Chief Justice Georgina Theodora Wood has challenged the People’s National Convention’s (PNC) Abu Ramadan to furnish the Electoral Commission with names of people who registered with NHIS cards ahead of the 2012 elections, since they claim the EC’s figure of 56,000 is spurious.
According to the Chief Justice, the process of providing a credible register for the elections is a shared responsibility and not one to be left solely for the EC to do.
The Chief Justice’s comments follow some objections raised by lawyers of the former PNC youth organiser over the credibility of the list presented by the EC.
In their objection, lead lawyer for the plaintiff, Frank Davies, told the Supreme Court that the fifty six thousand figure presented to it could not be right as they knew of more people who registered with NHIS cards in some areas, but were not captured by the EC.
The Supreme Court issued an order on Thursday, June 23, asking the Commission to respond to it in six days with the full list, to enable it bring closure to the matter. On Wednesday, June 30, the document, which is captured on a CD, was submitted at the Supreme Court Registry.

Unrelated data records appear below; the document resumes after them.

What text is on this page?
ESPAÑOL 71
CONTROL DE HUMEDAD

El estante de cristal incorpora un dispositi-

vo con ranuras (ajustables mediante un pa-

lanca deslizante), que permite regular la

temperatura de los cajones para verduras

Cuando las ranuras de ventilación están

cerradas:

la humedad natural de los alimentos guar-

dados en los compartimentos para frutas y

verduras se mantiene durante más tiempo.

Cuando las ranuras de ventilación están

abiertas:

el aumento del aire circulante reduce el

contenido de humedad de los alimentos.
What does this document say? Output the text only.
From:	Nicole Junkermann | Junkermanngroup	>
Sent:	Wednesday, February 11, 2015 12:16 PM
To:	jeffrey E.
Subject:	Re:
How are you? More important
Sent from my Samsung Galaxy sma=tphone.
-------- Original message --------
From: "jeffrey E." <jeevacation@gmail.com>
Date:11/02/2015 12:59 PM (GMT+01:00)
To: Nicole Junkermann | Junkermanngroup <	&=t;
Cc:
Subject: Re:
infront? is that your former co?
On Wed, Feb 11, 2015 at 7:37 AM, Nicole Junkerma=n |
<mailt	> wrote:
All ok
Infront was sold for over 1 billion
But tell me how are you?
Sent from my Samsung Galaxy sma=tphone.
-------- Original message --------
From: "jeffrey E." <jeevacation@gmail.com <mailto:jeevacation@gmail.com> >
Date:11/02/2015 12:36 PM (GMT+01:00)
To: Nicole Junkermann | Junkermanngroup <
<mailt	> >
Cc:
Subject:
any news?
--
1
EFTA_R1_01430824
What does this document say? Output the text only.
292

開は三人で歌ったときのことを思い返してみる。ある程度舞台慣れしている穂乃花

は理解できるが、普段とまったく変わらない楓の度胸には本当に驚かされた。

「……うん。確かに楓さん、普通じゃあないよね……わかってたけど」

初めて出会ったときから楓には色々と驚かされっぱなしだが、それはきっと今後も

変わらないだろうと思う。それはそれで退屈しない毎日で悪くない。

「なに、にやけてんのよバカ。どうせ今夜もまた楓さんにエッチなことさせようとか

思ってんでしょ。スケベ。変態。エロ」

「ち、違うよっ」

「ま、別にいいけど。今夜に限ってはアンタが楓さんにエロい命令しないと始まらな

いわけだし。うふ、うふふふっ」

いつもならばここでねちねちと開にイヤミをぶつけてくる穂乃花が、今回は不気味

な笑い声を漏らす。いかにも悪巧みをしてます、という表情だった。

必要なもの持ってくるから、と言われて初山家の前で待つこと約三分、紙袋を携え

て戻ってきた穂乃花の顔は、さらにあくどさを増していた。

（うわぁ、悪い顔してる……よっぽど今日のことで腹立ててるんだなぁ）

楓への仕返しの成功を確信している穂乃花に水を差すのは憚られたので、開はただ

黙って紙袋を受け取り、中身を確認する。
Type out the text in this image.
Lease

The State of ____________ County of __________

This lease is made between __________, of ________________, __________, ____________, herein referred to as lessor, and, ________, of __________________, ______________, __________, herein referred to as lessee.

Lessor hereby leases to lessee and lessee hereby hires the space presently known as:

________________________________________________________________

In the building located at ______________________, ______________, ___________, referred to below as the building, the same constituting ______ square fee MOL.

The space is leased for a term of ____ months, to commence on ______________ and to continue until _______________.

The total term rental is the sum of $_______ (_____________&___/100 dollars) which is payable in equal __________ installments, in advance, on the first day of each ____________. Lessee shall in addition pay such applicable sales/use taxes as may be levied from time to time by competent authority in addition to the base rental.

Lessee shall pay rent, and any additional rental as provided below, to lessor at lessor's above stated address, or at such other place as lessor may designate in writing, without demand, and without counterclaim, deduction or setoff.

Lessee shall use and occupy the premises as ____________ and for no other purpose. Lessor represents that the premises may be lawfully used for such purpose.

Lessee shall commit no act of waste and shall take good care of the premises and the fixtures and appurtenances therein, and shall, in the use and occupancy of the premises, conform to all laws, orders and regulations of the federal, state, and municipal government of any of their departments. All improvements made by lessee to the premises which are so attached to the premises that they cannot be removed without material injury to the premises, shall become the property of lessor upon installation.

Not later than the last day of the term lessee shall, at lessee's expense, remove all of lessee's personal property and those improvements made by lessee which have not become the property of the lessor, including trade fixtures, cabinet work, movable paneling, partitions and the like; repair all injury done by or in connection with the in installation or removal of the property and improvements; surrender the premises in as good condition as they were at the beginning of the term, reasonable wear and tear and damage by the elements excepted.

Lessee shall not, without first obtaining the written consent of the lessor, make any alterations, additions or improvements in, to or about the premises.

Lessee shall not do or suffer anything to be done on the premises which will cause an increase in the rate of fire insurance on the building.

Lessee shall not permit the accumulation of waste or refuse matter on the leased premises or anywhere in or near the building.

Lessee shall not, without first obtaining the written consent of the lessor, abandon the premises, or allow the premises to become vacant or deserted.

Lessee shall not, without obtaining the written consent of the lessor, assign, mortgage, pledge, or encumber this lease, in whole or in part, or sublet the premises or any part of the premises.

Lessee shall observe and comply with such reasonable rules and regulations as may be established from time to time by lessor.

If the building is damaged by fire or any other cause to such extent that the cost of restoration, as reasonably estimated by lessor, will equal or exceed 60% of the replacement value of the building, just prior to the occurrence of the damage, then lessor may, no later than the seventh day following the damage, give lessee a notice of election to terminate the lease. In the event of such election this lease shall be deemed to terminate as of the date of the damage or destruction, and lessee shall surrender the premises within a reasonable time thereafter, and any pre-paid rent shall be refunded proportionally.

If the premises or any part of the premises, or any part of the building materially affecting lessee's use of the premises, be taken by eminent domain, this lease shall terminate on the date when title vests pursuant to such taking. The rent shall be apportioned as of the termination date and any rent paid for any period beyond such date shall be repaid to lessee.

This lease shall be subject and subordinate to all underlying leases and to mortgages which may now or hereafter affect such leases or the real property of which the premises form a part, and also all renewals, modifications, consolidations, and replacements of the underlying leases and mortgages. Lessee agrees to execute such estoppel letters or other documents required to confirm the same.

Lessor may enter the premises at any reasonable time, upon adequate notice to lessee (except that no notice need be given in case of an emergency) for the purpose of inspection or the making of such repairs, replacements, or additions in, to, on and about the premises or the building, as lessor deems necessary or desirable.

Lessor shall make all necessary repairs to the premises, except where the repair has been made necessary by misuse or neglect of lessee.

The panel of five judges in issuing the June 23 directive also asked the Commission to provide them with a detailed plan on how they were going to carry out the deletion and re-registration of the same people, who would be affected by the deletion.
They also warned that, they will not allow the Electoral commission to plunge the country into chaos.
Following the events of today [Thursday], the Supreme Court has scheduled Tuesday, 4th July to rule on the case.
The apex court on May 5 2016, asked the Electoral Commission to expunge from the current voters’ register the names of all persons who registered and voted in the 2012 elections, with the NHIS card as a proof of identity.
The ruling followed a suit filed by Abu Ramadan, and one, Evans Nimako, who in 2014 won a lawsuit that barred the use of NHIS cards for registration of potential voters.
The two, among other reliefs, wanted the current register declared inappropriate for the November polls.
But the EC after studying the ruling said it’s understanding did not suggest the use of any new process to delete the names of those who registered with NHIS cards, since there are already laid down procedures for expunging ineligible names.
The EC’s explanation however angered Mr. Ramadan who felt the Commission was disrespecting the explicit orders of the court.
His position was further strengthened when one of the judges who gave the May 5 ruling, stated categorically that the ruling was clear and unambiguous and that the EC must remove the names of persons who registered with the NHIS card.
He subsequently got the Supreme Court to issue the six-day ultimatum to the Commission.